Markets Need Regulators – Food Edition

by Mike Kimel

Markets Need Regulators – Food Edition

Back in college, I had a chat with one of my more libertarian economics professors about the need for regulation. He thought regulation was completely un-necessary.

“But what about mislabeled food?” I asked, “How do we even know that what is labeled on the side of the box or the can is what is inside?”

His reply was one I’ve heard, in one variation or another, many times since, “A company that sells customers something than they ordered will quickly go out of business.”

I’ve known it was BS every time I heard that, but it is interesting and unfortunate to see validation lately.

In the US, we have mislabeledfish:

Chicago diners who think they are eating red snapper may actually be munching on goldbanded jobfish.

Those who order Alaskan cod may really be tucking into a threadfin slickhead. And fans of yellowtail could just be getting a fish tale.

These are some of the findings of a Chicago fish fraud investigation to be released Thursday by conservancy group Oceana.

After its troubling seafood fraud investigations in East and West Coast cities over the last two years, the group expanded its testing to other cities, including Chicago. Thirty of 93 fish samples taken from Chicago restaurants, retail chains and sushi bars were mislabeled, mirroring percentages found in other cities.

Eight of nine Chicago red snapper samples tested by Oceana turned out to be different fish, the report said. And none of the three
yellowtail samples tested was actually yellowtail. Single samples sold as corvina, jack, mackerel and even perch did not match those descriptions, according to Oceana’s DNA tests.

The ocean conservancy organization does not list the names of the restaurants or stores where it bought the fish because “we didn’t know where, along the supply chain, the mislabeling first occurred,” said Beth Lowell Oceana’s seafood fraud campaign director.”So we didn’t want to call out businesses that may not have known their fish was mislabeled.”

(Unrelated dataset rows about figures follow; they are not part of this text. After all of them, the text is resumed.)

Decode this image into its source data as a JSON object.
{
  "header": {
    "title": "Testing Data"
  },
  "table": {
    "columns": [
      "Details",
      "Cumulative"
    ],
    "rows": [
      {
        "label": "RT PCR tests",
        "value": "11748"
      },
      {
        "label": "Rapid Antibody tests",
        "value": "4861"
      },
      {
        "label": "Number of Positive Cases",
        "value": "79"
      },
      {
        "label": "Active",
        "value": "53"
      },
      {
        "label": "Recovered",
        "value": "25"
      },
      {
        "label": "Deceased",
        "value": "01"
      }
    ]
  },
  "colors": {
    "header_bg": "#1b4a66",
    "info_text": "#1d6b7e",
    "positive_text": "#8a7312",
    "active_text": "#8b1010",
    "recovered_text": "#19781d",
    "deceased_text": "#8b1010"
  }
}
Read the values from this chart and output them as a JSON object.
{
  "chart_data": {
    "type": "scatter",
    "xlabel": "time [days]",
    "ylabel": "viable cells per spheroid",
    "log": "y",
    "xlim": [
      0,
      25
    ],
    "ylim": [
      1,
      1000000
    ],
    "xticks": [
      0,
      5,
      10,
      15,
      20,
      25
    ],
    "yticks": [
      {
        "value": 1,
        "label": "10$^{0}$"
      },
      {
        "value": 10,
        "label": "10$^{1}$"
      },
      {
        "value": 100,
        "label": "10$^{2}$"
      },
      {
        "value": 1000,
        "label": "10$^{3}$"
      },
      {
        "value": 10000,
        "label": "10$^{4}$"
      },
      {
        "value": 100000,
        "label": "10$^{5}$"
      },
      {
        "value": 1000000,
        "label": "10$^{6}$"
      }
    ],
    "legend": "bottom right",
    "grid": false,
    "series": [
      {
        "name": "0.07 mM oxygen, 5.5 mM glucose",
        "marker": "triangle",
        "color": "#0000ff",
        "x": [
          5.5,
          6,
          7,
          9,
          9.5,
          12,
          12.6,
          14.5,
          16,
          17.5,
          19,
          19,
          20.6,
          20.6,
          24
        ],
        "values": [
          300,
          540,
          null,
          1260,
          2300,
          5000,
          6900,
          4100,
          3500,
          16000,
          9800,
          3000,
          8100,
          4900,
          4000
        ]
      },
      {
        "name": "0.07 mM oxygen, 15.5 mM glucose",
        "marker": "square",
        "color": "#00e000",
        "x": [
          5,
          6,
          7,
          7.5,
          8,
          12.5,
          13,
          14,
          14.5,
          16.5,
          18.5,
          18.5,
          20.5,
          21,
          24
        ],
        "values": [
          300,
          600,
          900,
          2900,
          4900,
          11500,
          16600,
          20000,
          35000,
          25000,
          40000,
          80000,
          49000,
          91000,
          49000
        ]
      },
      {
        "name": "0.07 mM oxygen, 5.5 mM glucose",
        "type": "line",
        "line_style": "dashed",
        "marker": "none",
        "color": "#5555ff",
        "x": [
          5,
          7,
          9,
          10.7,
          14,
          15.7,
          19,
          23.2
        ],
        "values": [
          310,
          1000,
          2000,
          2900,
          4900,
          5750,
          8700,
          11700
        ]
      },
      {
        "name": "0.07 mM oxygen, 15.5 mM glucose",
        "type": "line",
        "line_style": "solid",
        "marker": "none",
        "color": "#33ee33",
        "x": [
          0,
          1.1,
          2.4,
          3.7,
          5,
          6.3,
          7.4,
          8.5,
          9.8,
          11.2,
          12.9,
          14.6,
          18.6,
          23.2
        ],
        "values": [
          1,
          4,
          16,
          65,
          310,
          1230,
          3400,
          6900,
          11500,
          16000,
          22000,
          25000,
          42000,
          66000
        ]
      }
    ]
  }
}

This comes in the heel of the horsemeat (and occasionally donkey meat) sold as beef scandal in Europe.

What is interesting is that a) these behaviors have been going on for a long time and b) they were either spotted by a shrunken regulator (in Europe) or a non-profit (in the US). The market’s incentives didn’t stop any of the players involved.

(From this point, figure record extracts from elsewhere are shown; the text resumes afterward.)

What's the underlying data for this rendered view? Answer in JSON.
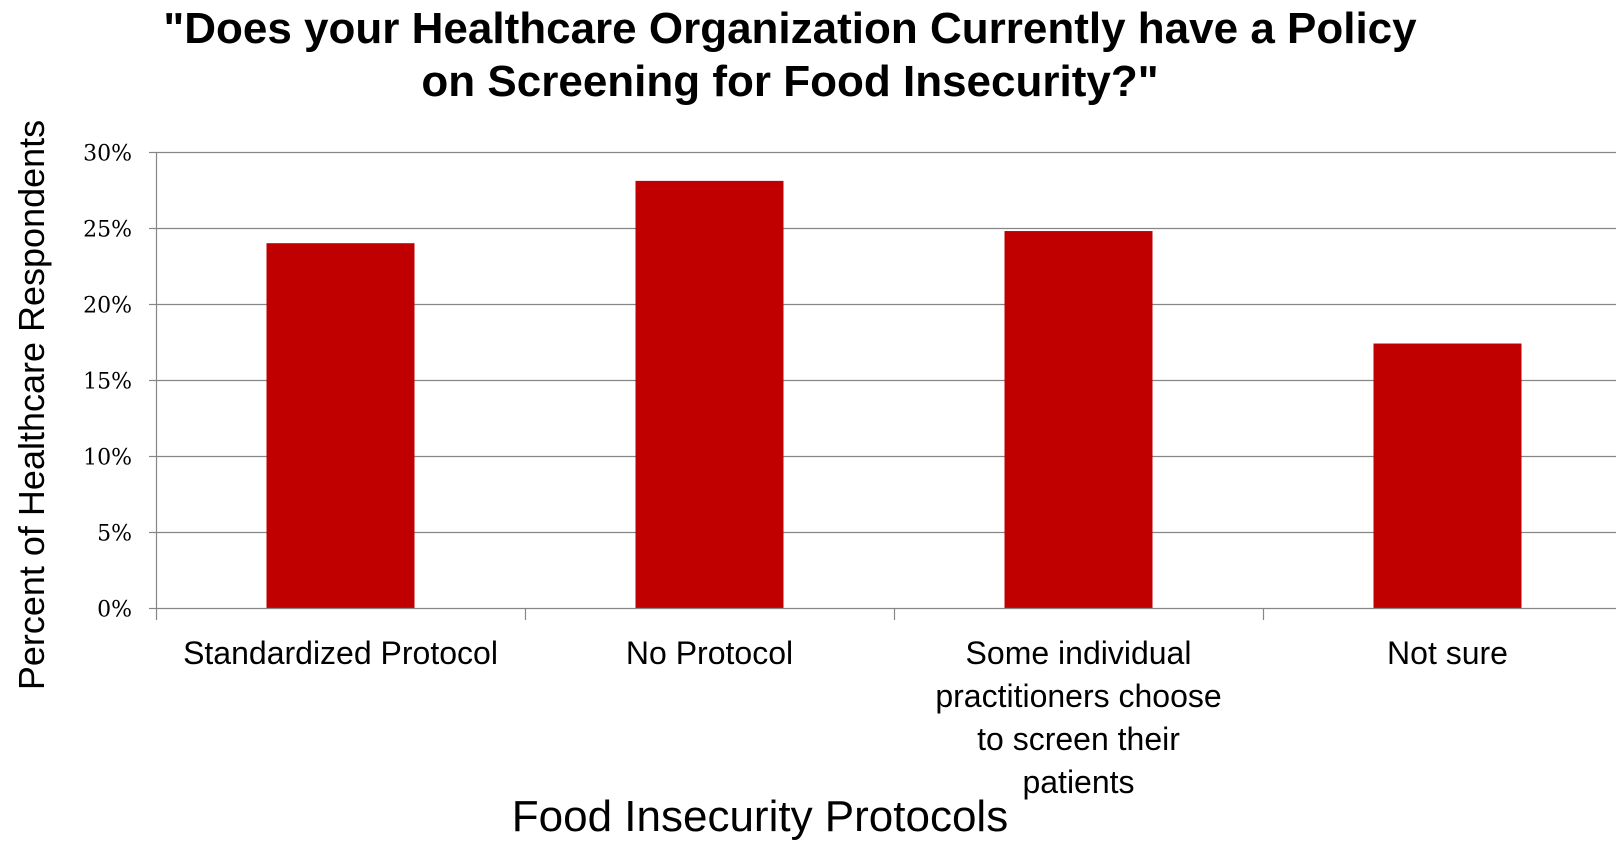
{
  "chart_data": {
    "type": "bar",
    "title": "\"Does your Healthcare Organization Currently have a Policy on Screening for Food Insecurity?\"",
    "xlabel": "Food Insecurity Protocols",
    "ylabel": "Percent of Healthcare Respondents",
    "categories": [
      "Standardized Protocol",
      "No Protocol",
      "Some individual practitioners choose to screen their patients",
      "Not sure"
    ],
    "category_lines": [
      [
        "Standardized Protocol"
      ],
      [
        "No Protocol"
      ],
      [
        "Some individual",
        "practitioners choose",
        "to screen their",
        "patients"
      ],
      [
        "Not sure"
      ]
    ],
    "values": [
      24.0,
      28.1,
      24.8,
      17.4
    ],
    "ylim": [
      0,
      30
    ],
    "yticks": [
      0,
      5,
      10,
      15,
      20,
      25,
      30
    ],
    "ytick_labels": [
      "0%",
      "5%",
      "10%",
      "15%",
      "20%",
      "25%",
      "30%"
    ],
    "grid": true,
    "legend": "none",
    "bar_color": "#c00000",
    "gridline_color": "#868686"
  }
}
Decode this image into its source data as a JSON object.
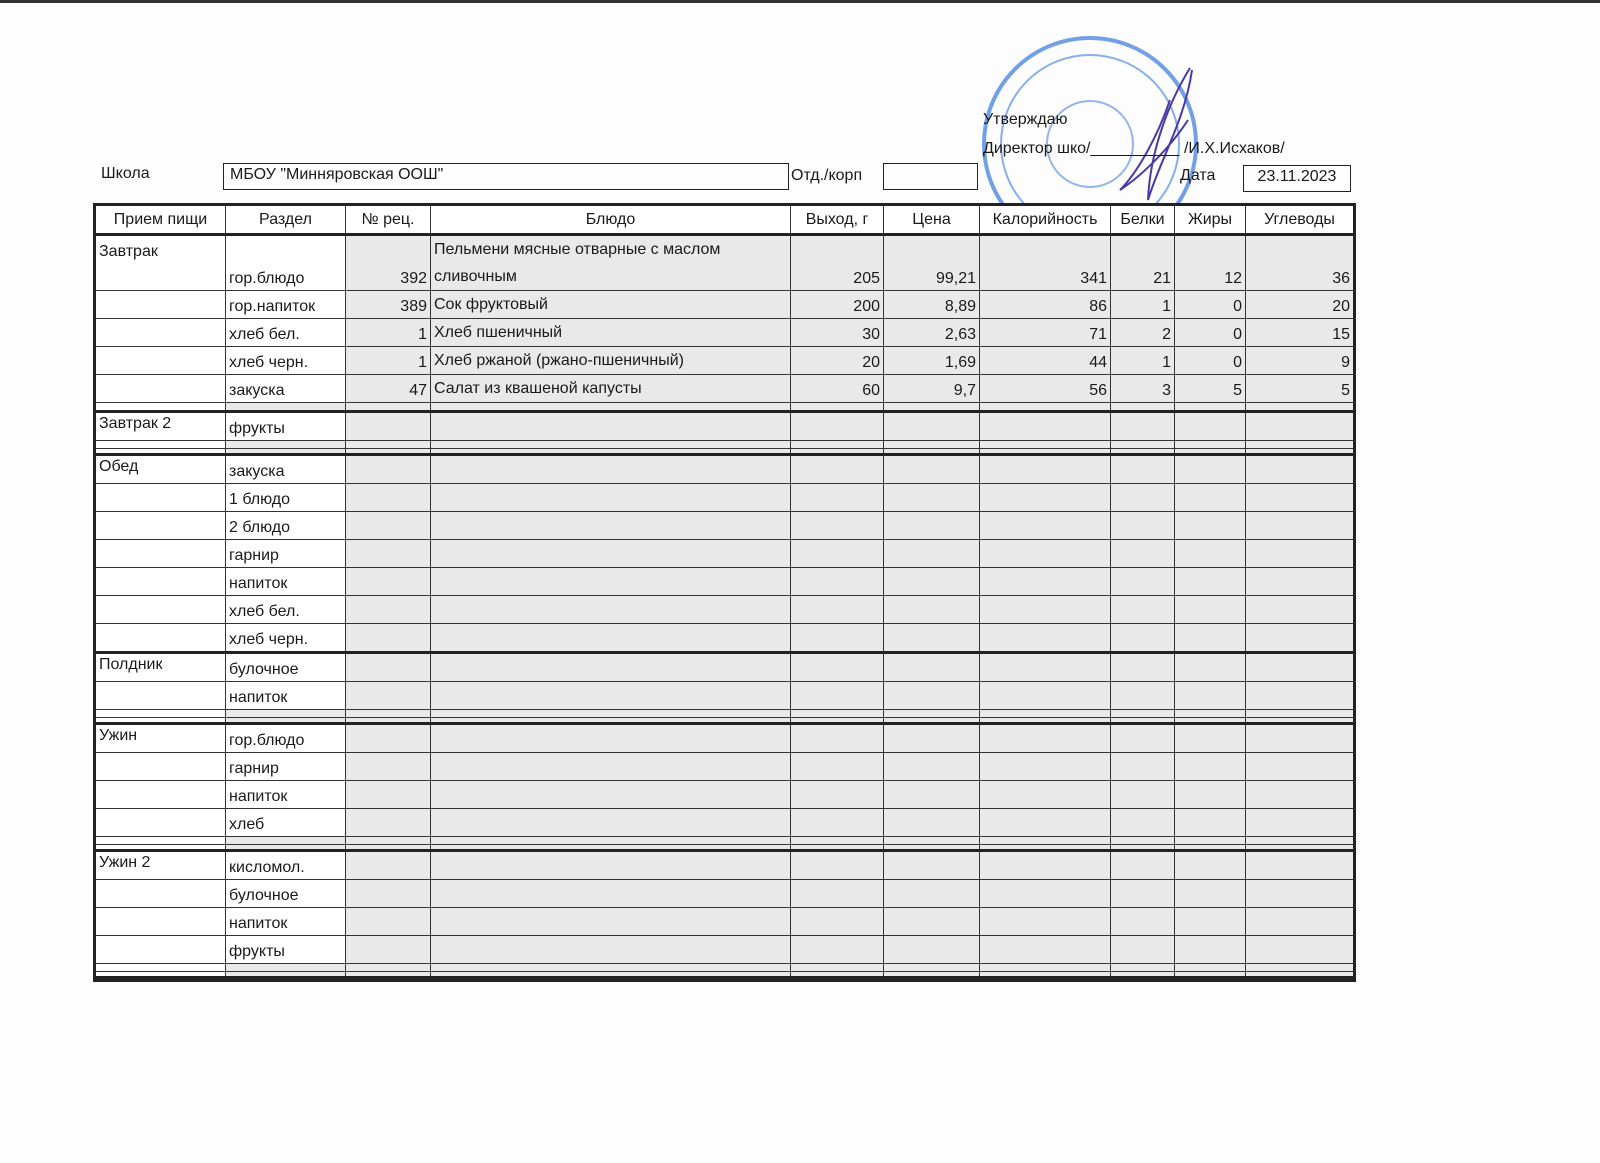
{
  "approval": {
    "approve": "Утверждаю",
    "director": "Директор шко/",
    "signature_line": "__________",
    "name": "/И.Х.Исхаков/"
  },
  "header": {
    "school_label": "Школа",
    "school_value": "МБОУ \"Минняровская ООШ\"",
    "dept_label": "Отд./корп",
    "dept_value": "",
    "date_label": "Дата",
    "date_value": "23.11.2023"
  },
  "colors": {
    "stamp": "#2f6fd8",
    "signature": "#4a3aa8",
    "cell_fill": "#e9e9e9"
  },
  "columns": [
    "Прием пищи",
    "Раздел",
    "№ рец.",
    "Блюдо",
    "Выход, г",
    "Цена",
    "Калорийность",
    "Белки",
    "Жиры",
    "Углеводы"
  ],
  "groups": [
    {
      "meal": "Завтрак",
      "rows": [
        {
          "section": "гор.блюдо",
          "recipe": "392",
          "dish": "Пельмени мясные отварные с маслом сливочным",
          "yield": "205",
          "price": "99,21",
          "kcal": "341",
          "protein": "21",
          "fat": "12",
          "carbs": "36"
        },
        {
          "section": "гор.напиток",
          "recipe": "389",
          "dish": "Сок фруктовый",
          "yield": "200",
          "price": "8,89",
          "kcal": "86",
          "protein": "1",
          "fat": "0",
          "carbs": "20"
        },
        {
          "section": "хлеб бел.",
          "recipe": "1",
          "dish": "Хлеб пшеничный",
          "yield": "30",
          "price": "2,63",
          "kcal": "71",
          "protein": "2",
          "fat": "0",
          "carbs": "15"
        },
        {
          "section": "хлеб черн.",
          "recipe": "1",
          "dish": "Хлеб ржаной (ржано-пшеничный)",
          "yield": "20",
          "price": "1,69",
          "kcal": "44",
          "protein": "1",
          "fat": "0",
          "carbs": "9"
        },
        {
          "section": "закуска",
          "recipe": "47",
          "dish": "Салат из квашеной капусты",
          "yield": "60",
          "price": "9,7",
          "kcal": "56",
          "protein": "3",
          "fat": "5",
          "carbs": "5"
        }
      ],
      "spacers": 1
    },
    {
      "meal": "Завтрак 2",
      "rows": [
        {
          "section": "фрукты"
        }
      ],
      "spacers": 2
    },
    {
      "meal": "Обед",
      "rows": [
        {
          "section": "закуска"
        },
        {
          "section": "1 блюдо"
        },
        {
          "section": "2 блюдо"
        },
        {
          "section": "гарнир"
        },
        {
          "section": "напиток"
        },
        {
          "section": "хлеб бел."
        },
        {
          "section": "хлеб черн."
        }
      ],
      "spacers": 0
    },
    {
      "meal": "Полдник",
      "rows": [
        {
          "section": "булочное"
        },
        {
          "section": "напиток"
        }
      ],
      "spacers": 2
    },
    {
      "meal": "Ужин",
      "rows": [
        {
          "section": "гор.блюдо"
        },
        {
          "section": "гарнир"
        },
        {
          "section": "напиток"
        },
        {
          "section": "хлеб"
        }
      ],
      "spacers": 2
    },
    {
      "meal": "Ужин 2",
      "rows": [
        {
          "section": "кисломол."
        },
        {
          "section": "булочное"
        },
        {
          "section": "напиток"
        },
        {
          "section": "фрукты"
        }
      ],
      "spacers": 2
    }
  ]
}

Now, one could respond that “this didn’t actually harm anyone’s health.” That may be true, but it is fraud. Lack of damage isn’t true of all cases. We’ve all read about cases where adulterated food products did kill, where mechanical components that didn’t meet stated standards caused deadly accidents, or pharmaceuticals that weren’t as stated caused tremendous harm. Different fields have different stories. Decades ago, I knew people who worked with blood banks, buying and selling blood products for use in medical and pharmaceutical tests and manufacturing. Apparently it wasn’t uncommon for low quality, poorly tested, and badly identified blood from East Germany to be surreptitiously mislabeled as its high quality, tested-to-the-nines West German equivalent, and with a wink and a nod, enter the bloodstream so to speak. Who knows how many people were harmed by that? More familiar to most Americans these days is the mislabeling of financial products – there were an awful lot of risky financial products mislabeled as being AAA safe.

For commerce to work, confidence in the products being sold needs to exist. But the marketplace by itself can’t provide that – the financial incentive apparently is just a bit too strong for some of the players.